When I think of wearable devices in healthcare, right away I think of a couple scenarios:
Wearable fetal heart monitoring devices. One was developed recently by WiPro, a Microsoft partner in India. This remote sensing device collects and transmits real-time health data back to pregnant women’s doctors, who can access it any time from their hospitals or tablets. What peace of mind this would have given me when, during my first pregnancy, I was put on bed rest. With millions of stillbirths every year around the world, we need devices like this one to make a difference in women’s health.
WiFi-enabled scales. For cardiac patients, a 10-pound weight gain is significant. If a woman’s doctor could be alerted instantly of her weight gain—when her WiFi-enabled scale transmits the information to a wearable device—it could be lifesaving because heart disease is the number- one killer of women.
Other promising wearable medical devices are glucose monitors, ECG monitors, pulse oximeters, and blood pressure monitors. I’ve also heard about wearable technology being used to track elderly patients’ movements, so that dangerous falls can be detected and alerts sent to their caregivers.

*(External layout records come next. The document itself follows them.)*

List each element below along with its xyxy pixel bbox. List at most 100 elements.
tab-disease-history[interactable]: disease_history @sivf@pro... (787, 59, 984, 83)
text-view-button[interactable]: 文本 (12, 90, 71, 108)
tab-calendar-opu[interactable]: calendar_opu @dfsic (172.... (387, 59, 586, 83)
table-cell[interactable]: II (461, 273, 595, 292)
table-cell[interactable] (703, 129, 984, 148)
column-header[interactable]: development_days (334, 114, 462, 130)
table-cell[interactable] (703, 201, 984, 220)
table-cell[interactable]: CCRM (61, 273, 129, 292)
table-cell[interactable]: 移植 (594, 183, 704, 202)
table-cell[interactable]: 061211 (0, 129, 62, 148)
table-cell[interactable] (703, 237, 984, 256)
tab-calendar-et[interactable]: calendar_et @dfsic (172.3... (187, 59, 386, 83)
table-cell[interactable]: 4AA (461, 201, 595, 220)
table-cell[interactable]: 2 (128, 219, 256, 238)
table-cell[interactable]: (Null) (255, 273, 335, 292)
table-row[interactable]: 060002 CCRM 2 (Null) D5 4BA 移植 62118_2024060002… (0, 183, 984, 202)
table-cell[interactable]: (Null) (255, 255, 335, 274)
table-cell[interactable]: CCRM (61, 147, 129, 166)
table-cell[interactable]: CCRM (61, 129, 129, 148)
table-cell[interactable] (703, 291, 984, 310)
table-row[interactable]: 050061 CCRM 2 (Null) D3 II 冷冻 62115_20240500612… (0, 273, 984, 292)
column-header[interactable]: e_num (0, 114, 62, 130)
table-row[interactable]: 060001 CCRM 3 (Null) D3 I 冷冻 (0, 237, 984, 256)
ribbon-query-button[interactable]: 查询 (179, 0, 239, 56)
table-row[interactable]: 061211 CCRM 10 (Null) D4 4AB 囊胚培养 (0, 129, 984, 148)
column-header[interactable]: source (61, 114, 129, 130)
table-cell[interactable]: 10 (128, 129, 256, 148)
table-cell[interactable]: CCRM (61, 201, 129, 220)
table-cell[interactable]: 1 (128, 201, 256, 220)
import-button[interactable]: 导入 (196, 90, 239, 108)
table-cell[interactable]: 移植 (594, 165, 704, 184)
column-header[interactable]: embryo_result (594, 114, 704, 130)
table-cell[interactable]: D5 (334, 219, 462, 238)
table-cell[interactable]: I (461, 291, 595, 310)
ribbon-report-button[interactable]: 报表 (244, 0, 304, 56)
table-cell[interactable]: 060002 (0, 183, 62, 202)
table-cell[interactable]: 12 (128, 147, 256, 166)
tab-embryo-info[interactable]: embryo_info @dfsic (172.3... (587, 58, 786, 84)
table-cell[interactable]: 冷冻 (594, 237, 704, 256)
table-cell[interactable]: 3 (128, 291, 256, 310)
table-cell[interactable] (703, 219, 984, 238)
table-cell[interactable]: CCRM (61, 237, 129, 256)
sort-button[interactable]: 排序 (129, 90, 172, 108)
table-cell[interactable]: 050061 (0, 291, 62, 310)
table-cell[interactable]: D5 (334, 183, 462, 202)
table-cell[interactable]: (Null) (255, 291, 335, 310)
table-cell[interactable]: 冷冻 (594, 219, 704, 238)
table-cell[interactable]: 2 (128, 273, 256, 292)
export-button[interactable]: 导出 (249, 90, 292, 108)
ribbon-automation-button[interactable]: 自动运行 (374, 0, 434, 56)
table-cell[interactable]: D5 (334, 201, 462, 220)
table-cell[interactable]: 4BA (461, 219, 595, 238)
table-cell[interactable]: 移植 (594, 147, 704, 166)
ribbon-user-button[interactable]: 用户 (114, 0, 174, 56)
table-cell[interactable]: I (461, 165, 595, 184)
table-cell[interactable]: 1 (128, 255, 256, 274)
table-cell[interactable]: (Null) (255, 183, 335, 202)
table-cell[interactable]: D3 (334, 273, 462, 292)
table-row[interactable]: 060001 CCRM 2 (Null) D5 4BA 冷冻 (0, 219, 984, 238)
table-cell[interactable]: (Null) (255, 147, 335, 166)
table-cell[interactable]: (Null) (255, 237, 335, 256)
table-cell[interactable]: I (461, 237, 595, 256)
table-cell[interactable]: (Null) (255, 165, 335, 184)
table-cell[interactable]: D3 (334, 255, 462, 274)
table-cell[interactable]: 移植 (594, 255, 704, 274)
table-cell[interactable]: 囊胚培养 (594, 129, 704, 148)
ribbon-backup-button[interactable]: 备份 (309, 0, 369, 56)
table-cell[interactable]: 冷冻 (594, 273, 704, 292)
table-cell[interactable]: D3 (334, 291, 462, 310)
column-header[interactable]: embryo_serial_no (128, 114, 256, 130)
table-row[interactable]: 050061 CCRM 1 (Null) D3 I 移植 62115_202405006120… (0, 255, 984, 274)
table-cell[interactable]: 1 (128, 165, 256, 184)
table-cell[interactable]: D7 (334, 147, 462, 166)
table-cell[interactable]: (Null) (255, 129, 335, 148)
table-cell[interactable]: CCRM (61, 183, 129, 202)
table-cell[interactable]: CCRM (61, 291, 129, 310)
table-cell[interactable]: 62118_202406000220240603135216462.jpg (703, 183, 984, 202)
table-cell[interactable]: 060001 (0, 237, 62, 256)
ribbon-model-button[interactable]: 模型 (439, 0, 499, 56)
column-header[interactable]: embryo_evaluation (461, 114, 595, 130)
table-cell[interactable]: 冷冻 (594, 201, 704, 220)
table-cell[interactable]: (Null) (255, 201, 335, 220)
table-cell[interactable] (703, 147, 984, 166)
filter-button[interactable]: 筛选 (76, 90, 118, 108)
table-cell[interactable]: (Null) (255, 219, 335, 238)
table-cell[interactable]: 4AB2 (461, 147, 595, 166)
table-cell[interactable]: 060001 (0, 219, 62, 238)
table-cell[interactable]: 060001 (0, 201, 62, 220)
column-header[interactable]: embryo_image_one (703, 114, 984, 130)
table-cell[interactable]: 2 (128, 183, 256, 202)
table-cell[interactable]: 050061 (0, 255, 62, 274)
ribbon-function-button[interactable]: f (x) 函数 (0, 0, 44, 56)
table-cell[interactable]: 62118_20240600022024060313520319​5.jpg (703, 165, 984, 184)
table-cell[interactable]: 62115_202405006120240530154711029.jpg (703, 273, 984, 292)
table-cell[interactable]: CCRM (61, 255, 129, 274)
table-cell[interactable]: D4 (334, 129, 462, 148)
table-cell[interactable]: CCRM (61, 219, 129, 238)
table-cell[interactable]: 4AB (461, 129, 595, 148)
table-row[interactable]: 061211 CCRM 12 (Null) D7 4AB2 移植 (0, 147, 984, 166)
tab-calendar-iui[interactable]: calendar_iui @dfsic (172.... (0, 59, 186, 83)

Plus, these devices are easy to wear: they may be watches, glasses, headsets, patches, clothing—or even a shoe insole.
When I image all the ways wearable technology will shape women’s healthcare in the future, I’m simply amazed. I think the knowledge it provides will give us more power over our own health—and a greater sense of overall wellness. A study conducted by the Centre for Creative and Social Technology supports this: 82 percent of the users studied in the US and 71 percent of those in the UK believe that wearable devices have enhanced their lives.
To me, that sounds like having it all.